Chenault began a career in construction. He was vice-president of the Qwick Construction Company when he entered politics. His professional experience led to a tenure as president of the North Peninsula Chamber of Commerce.

==Political career==
In 2000, Mike Chenault ran as a Republican candidate for the Alaska House of Representatives from the Kenai Peninsula-based 9th district, defeating one-term Democratic incumbent and former schoolteacher Harold "Hal" Smalley. He was re-elected mostly with little difficulty.

He was first elected Speaker of the Alaska House for the 26th Alaska State Legislature. He was a member of several committees, including the Rules Committee, the Legislative Council, and was an alternate for the Labor & Commerce Committee. He also sits on Finance subcommittees for Government, Transportation, and the Legislature.
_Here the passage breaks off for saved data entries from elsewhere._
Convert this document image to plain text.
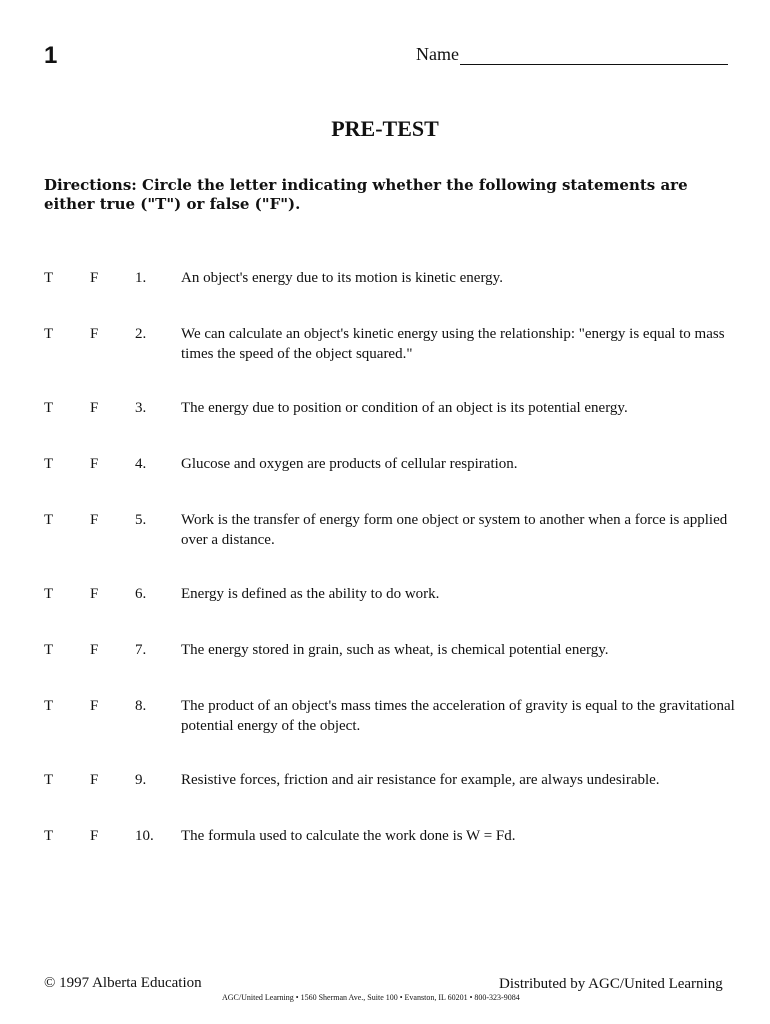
1	Name
PRE-TEST
Directions: Circle the letter indicating whether the following statements are either true ("T") or false ("F").
T F 1. An object's energy due to its motion is kinetic energy.
T F 2. We can calculate an object's kinetic energy using the relationship: "energy is equal to mass times the speed of the object squared."
T F 3. The energy due to position or condition of an object is its potential energy.
T F 4. Glucose and oxygen are products of cellular respiration.
T F 5. Work is the transfer of energy form one object or system to another when a force is applied over a distance.
T F 6. Energy is defined as the ability to do work.
T F 7. The energy stored in grain, such as wheat, is chemical potential energy.
T F 8. The product of an object's mass times the acceleration of gravity is equal to the gravitational potential energy of the object.
T F 9. Resistive forces, friction and air resistance for example, are always undesirable.
T F 10. The formula used to calculate the work done is W = Fd.
© 1997 Alberta Education	Distributed by AGC/United Learning
AGC/United Learning • 1560 Sherman Ave., Suite 100 • Evanston, IL 60201 • 800-323-9084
In the 30th Legislature, Chenault was in his ninth and final term in the House. He served four terms as House Speaker, becoming the longest-serving holder of that office. He represented Alaska's 29th House District, which encompasses most of the eastern Kenai Peninsula, stretching from Nikiski to Seward and the area in between. He did not run in 2018 and was succeeded by Ben Carpenter.

Chenault briefly ran for the Republican nomination for Alaska Governor, but dropped out before the primary as the party consolidated around Mike Dunleavy.

==Personal life==
Mike Chenault is married to Tanna. They have four children: a son, Brandon, and three daughters; Elisha, Shanda and Miranda.